Et si les équipes de Square Enix s’apprêtaient à ruiner ce que beaucoup de joueurs s’accordent à désigner comme le meilleur RPG de tous les temps ? N’importe quel fan vous le dira : on ne touche pas à Final Fantasy VII. Pas mal d’entre vous seraient d’ailleurs d’avis de faire de ce remake un simple upgrade esthétique. Une expérience plus plaisante pour les yeux, qui restitue fidèlement le titre original dans un écrin qui sera plus agréable pour vos rétines devenues exigeantes avec le temps. Mais on sait tous que ce ne sera pas possible. Car avec le temps, il n’y a pas que votre rétine qui est devenue exigeante. Et croyez moi, si on lâchait le système de jeu d’un FF7 version 1997 au public de masse de 2015, il est moins sur que le jeu fasse toujours autant l’unanimité. Presque 20 ans plus tard, des améliorations sont nécessaires. Qu’on se le dise, Square Enix n’a pas engagé des moyens monstres dans un remake total de FF7 juste pour faire plaisir aux fans. L’ambition est claire : toucher les amoureux de la première heure, mais surtout, tous ceux qui ont entendu chanter les louanges du jeu ces 18 dernières années, sans y avoir jamais touché, car trop vieux, techniquement dépassé, ou tout simplement parce que les mecs avaient d’autres chats à fouetter.

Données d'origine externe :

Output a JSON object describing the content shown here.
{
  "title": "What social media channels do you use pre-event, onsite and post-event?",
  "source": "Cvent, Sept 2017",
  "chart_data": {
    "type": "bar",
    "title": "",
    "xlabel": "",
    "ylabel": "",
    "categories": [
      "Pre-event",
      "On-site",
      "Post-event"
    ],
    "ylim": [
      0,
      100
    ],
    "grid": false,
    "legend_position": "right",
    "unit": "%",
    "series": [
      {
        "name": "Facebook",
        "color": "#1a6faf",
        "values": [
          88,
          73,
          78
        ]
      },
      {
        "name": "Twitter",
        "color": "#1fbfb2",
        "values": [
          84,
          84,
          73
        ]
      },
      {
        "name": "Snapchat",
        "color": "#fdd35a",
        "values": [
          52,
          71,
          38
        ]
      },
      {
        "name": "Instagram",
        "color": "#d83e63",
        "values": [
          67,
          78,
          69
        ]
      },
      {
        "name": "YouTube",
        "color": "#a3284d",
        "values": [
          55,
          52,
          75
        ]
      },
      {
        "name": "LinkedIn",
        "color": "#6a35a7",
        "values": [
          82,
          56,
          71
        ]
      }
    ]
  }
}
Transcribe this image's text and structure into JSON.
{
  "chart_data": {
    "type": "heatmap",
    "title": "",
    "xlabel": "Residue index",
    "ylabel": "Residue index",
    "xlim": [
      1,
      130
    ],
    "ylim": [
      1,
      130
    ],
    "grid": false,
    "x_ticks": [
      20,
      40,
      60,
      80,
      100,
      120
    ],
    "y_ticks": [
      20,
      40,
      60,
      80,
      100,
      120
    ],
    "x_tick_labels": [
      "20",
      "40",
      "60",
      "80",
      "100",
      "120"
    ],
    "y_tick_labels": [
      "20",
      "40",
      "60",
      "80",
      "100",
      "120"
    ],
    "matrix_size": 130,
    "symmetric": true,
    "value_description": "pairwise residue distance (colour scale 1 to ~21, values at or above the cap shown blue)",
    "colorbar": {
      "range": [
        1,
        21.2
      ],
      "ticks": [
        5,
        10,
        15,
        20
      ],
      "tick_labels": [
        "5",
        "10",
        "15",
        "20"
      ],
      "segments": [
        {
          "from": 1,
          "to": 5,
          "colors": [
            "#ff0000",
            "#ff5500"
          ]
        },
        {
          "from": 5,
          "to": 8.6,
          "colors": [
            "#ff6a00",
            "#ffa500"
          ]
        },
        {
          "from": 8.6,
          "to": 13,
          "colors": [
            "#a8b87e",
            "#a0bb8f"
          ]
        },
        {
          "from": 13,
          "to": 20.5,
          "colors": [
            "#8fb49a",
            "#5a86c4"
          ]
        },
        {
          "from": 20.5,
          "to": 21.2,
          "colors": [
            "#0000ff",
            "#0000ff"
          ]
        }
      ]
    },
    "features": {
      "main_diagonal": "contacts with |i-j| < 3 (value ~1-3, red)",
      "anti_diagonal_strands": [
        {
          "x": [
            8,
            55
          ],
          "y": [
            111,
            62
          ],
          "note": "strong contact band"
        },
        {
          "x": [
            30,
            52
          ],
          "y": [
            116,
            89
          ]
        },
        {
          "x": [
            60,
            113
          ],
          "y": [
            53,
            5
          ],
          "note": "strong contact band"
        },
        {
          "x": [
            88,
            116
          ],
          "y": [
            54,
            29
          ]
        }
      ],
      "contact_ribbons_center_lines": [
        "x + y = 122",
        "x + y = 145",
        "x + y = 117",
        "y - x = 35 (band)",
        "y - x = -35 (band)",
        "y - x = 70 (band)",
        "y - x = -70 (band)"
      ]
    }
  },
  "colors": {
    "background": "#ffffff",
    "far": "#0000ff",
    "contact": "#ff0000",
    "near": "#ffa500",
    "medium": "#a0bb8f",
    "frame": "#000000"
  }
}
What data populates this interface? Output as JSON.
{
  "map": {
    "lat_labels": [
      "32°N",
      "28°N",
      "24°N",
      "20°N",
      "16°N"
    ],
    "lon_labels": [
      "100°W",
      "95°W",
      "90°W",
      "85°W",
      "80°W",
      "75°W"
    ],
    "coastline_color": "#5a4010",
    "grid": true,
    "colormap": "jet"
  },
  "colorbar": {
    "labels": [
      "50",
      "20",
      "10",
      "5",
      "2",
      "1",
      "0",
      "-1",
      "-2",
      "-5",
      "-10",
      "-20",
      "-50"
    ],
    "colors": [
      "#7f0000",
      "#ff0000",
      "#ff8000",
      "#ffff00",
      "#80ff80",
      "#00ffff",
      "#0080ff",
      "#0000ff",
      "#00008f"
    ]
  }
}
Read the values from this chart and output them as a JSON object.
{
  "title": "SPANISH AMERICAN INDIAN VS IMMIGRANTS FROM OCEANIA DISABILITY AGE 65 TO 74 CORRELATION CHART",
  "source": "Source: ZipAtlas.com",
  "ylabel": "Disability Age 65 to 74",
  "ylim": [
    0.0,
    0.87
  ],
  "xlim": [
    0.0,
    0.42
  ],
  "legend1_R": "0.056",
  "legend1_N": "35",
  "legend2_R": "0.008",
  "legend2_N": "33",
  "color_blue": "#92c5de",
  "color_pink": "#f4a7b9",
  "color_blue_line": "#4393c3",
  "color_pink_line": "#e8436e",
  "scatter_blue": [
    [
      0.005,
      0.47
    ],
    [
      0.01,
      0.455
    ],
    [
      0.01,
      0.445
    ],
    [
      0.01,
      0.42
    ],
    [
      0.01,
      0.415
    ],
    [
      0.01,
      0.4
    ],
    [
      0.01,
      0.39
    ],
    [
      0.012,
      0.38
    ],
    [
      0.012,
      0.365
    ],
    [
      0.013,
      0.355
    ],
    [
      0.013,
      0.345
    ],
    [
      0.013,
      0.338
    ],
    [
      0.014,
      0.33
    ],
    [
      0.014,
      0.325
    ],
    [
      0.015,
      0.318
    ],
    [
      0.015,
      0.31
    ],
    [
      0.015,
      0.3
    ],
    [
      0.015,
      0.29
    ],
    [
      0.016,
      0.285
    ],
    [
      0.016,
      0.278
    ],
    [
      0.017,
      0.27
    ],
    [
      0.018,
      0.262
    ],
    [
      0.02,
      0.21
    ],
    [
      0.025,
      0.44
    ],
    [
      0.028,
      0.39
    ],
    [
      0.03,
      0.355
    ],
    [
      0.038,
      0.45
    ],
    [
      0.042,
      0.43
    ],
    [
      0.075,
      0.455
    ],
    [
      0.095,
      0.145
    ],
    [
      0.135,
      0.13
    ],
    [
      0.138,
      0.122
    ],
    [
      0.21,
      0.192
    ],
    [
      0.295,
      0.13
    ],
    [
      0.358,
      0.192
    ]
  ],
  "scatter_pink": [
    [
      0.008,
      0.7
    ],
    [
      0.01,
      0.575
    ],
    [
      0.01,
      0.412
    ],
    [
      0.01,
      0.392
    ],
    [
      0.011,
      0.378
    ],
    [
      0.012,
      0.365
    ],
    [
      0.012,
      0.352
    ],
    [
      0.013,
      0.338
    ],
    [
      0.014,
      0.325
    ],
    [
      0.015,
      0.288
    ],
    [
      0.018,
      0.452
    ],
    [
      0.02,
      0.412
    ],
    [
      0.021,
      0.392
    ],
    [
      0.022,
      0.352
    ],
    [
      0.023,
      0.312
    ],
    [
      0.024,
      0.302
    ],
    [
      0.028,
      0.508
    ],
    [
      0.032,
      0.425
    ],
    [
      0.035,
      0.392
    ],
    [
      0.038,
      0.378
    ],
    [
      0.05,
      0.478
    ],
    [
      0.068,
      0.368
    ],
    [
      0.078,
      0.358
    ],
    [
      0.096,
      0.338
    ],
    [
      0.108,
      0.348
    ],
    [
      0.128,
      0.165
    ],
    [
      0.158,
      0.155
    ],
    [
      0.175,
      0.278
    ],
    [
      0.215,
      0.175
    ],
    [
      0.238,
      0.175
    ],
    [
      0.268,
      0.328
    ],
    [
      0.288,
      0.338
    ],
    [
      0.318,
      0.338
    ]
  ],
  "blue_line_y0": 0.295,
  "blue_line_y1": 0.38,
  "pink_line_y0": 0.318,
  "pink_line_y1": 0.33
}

Une refonte globale plus qu’un simple remake HD


L’idée de ce remake est donc de jouer sur un équilibre très instable : d’un côté, rester fidèle à l’original et ne pas froisser les anciens, de l’autre, apporter suffisamment de nouveaux éléments qui séduiront un public plus large. Une équation complexe que Tetsuya Nomura (le créateur du jeu) aborde avec une certaine sérénité. L’homme a une idée précise en tête, et sait que quoi qu’il arrive, ça ne plaira jamais à tout le monde : « Si nous nous contentions de faire de jolis graphismes dignes de cette nouvelle génération de consoles, je ne pense pas que cela pourrait surpasser la version originale. Si c’est ce que vous vouliez, je pense que vous feriez mieux de jouer à la version originale internationale sur PlayStation 4, et vous serez satisfaits ». La volonté est donc aussi claire qu’ambitieuse : ils ne veulent pas égaler le mythe, ils veulent le dépasser. Ce qui pour commencer, veut dire qu’il faudra probablement se passer des personnages miniatures. Le look du jeu se veut plus mature, plus réaliste, et techniquement à tomber. Les équipes annoncent d’ailleurs que le premier trailer n’était qu’une mise en bouche, et que le jeu promet d’être encore plus beau que ça.

Pas de changement majeur


Il est également très très probable que le système de combat soit modifié, ou tout du moins peaufiné, histoire de rendre le tout plus dynamique. Quoi qu’il se passe, il risque d’y avoir un gros tollé chez les fans de la première heure. On mise sur une actualisation du système Active Time Battle, qui pourrait se rapprocher d’un Final Fantasy XIII, dont les combats étaient au demeurant plutôt sympathiques. Ce qui est certain, c’est que Nomura cache de moins en moins son amour pour l’action-RPG. Il suffit de regarder Final Fantasy 14, ou bien la nervosité de Final Fantasy XV. Selon lui : « Nous ne pouvons pas avoir ces magnifiques modèles de Cloud et Barret en 3D, alignés sur une ligne et sautant en avant pour attaquer un adversaire avant de revenir à leur position pour attendre le prochain tour. Ce serait bizarre. Bien sûr, il y aura des changements à ce niveau ». Néanmoins que les fans se rassurent, il n’y aura pas de modifications majeures du scénario. Simplement quelques coupures, et quelques ajouts. Quoi qu’il en soit, il ne nous reste plus qu’une chose à faire : attendre patiemment la suite des infos sur le jeu, accorder un peu de confiance aux équipes de Square Enix, et surtout, prier pour le meilleur.